Formal language theory can seem like an awfully picky subject at times, treating every symbol as a thing in itself the way it does, sorting out the nominal types of symbols as objects in themselves, and singling out the passing tokens of symbols as distinct entities in their own rights. It has to continue doing that, if not for any better reason than to aid in clarifying the kinds of languages people are accustomed to use, to assist in writing computer programs capable of parsing real sentences, and to serve in designing programming languages people would like to become accustomed to use.
As it happens, the only time formal language theory becomes too picky, or a bit too myopic in its focus, is when it leads one to think one is dealing with the thing itself and not just the sign of it, in other words, when the people who use the tools of formal language theory forget they are dealing with the mere signs of more interesting objects and not the objects of ultimate interest in and of themselves.
There are then a number of deleterious effects at risk of arising from the extreme pickiness of formal language theory, arising, as often the case, when theorists forget the practical context of theorization. The exacting task of defining the membership of a formal language leads one to think that object and that object alone is the justifiable end of the whole exercise. The distractions of the mediate objective render one liable to forget one’s penultimate interest lies always with various equivalence classes of signs, not entirely or exclusively with their more meticulous representatives.
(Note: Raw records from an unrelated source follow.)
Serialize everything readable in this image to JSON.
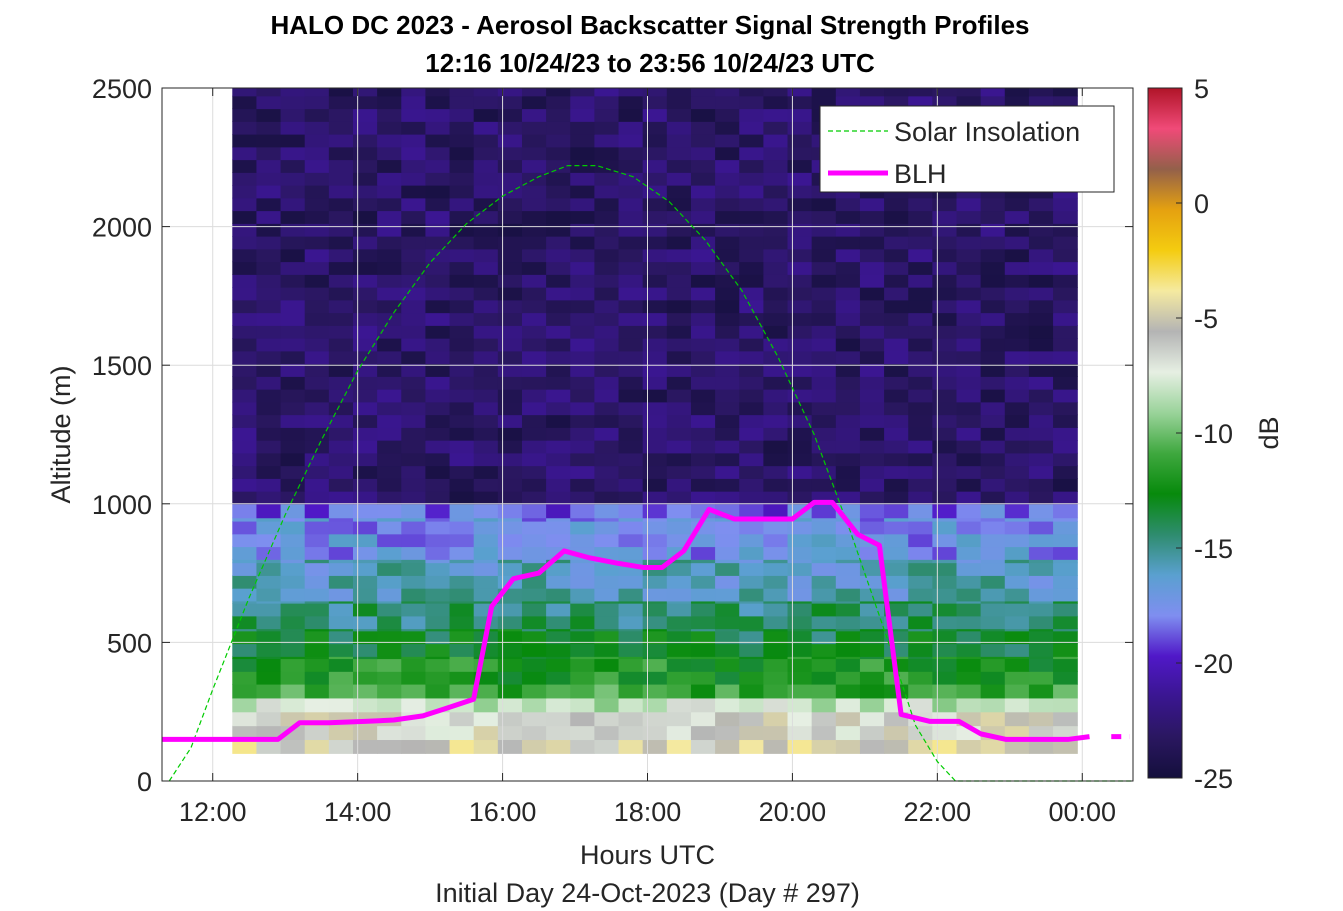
{
  "chart_data": {
    "type": "heatmap",
    "title": "HALO DC 2023 - Aerosol Backscatter Signal Strength Profiles",
    "subtitle": "12:16 10/24/23 to 23:56 10/24/23  UTC",
    "xlabel": "Hours UTC",
    "xlabel2": "Initial Day 24-Oct-2023 (Day # 297)",
    "ylabel": "Altitude (m)",
    "colorbar_label": "dB",
    "xlim": [
      11.3,
      24.7
    ],
    "ylim": [
      0,
      2500
    ],
    "clim": [
      -25,
      5
    ],
    "xticks": [
      12,
      14,
      16,
      18,
      20,
      22,
      24
    ],
    "xtick_labels": [
      "12:00",
      "14:00",
      "16:00",
      "18:00",
      "20:00",
      "22:00",
      "00:00"
    ],
    "yticks": [
      0,
      500,
      1000,
      1500,
      2000,
      2500
    ],
    "ytick_labels": [
      "0",
      "500",
      "1000",
      "1500",
      "2000",
      "2500"
    ],
    "cticks": [
      5,
      0,
      -5,
      -10,
      -15,
      -20,
      -25
    ],
    "ctick_labels": [
      "5",
      "0",
      "-5",
      "-10",
      "-15",
      "-20",
      "-25"
    ],
    "grid": true,
    "legend_position": "top-right",
    "legend": [
      {
        "label": "Solar Insolation",
        "color": "#00cc00",
        "style": "dashed"
      },
      {
        "label": "BLH",
        "color": "#ff00ff",
        "style": "solid"
      }
    ],
    "colormap": [
      "#140f3c",
      "#2a1760",
      "#3a1690",
      "#5018c8",
      "#7f8ef0",
      "#5aa0d0",
      "#2e8c6e",
      "#078a0c",
      "#3fa83f",
      "#9ad39a",
      "#e6efe3",
      "#b4b4b4",
      "#f5eaa0",
      "#f4cc10",
      "#e5a110",
      "#93604a",
      "#f04a78",
      "#b01428"
    ],
    "heatmap": {
      "x_start": 12.27,
      "x_end": 23.93,
      "n_columns": 35,
      "altitude_bins": [
        {
          "range": [
            100,
            150
          ],
          "value": -5
        },
        {
          "range": [
            150,
            200
          ],
          "value": -6
        },
        {
          "range": [
            200,
            250
          ],
          "value": -6
        },
        {
          "range": [
            250,
            300
          ],
          "value": -8
        },
        {
          "range": [
            300,
            350
          ],
          "value": -11
        },
        {
          "range": [
            350,
            450
          ],
          "value": -12
        },
        {
          "range": [
            450,
            550
          ],
          "value": -13.5
        },
        {
          "range": [
            550,
            650
          ],
          "value": -14.5
        },
        {
          "range": [
            650,
            800
          ],
          "value": -16
        },
        {
          "range": [
            800,
            950
          ],
          "value": -17.5
        },
        {
          "range": [
            950,
            1000
          ],
          "value": -18.5
        },
        {
          "range": [
            1000,
            2500
          ],
          "value": -23
        }
      ]
    },
    "series": [
      {
        "name": "BLH",
        "x": [
          11.3,
          12.9,
          13.2,
          13.6,
          14.1,
          14.5,
          14.9,
          15.2,
          15.6,
          15.85,
          16.15,
          16.5,
          16.85,
          17.2,
          17.6,
          17.95,
          18.2,
          18.5,
          18.85,
          19.2,
          19.6,
          20.0,
          20.3,
          20.55,
          20.9,
          21.2,
          21.5,
          21.9,
          22.3,
          22.6,
          22.95,
          23.4,
          23.8,
          24.1
        ],
        "y": [
          150,
          150,
          210,
          210,
          215,
          220,
          235,
          260,
          295,
          630,
          730,
          750,
          830,
          805,
          785,
          770,
          770,
          830,
          980,
          945,
          945,
          945,
          1005,
          1005,
          890,
          850,
          240,
          215,
          215,
          170,
          150,
          150,
          150,
          160
        ]
      },
      {
        "name": "Solar Insolation",
        "x": [
          11.4,
          11.7,
          12.0,
          12.5,
          13.0,
          13.5,
          14.0,
          14.5,
          15.0,
          15.5,
          16.0,
          16.5,
          16.9,
          17.3,
          17.8,
          18.3,
          18.8,
          19.3,
          19.8,
          20.3,
          20.8,
          21.3,
          21.7,
          22.0,
          22.25,
          24.7
        ],
        "y": [
          0,
          120,
          330,
          660,
          960,
          1230,
          1480,
          1690,
          1870,
          2010,
          2110,
          2180,
          2220,
          2220,
          2180,
          2090,
          1950,
          1770,
          1530,
          1250,
          900,
          520,
          200,
          70,
          0,
          0
        ]
      }
    ]
  }
}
When that happens, one typically goes on working oblivious to the circumstance that many details about what transpires in the meantime do not matter at all in the end, and one is likely to remain in blissful ignorance of the fact that many special details of language membership are bound, destined, and pre‑determined to be glossed over with some measure of indifference, especially when it comes to the final constitution of those equivalence classes of signs which answer for the genuine objects of the whole enterprise of language.
Whenever a form of theory, against its initial and its best intentions, succumbs to an absence of mind no longer benign in its main effects, a counterbalancing form of theory is needed to restore the presence of mind all forms of theory are meant to support.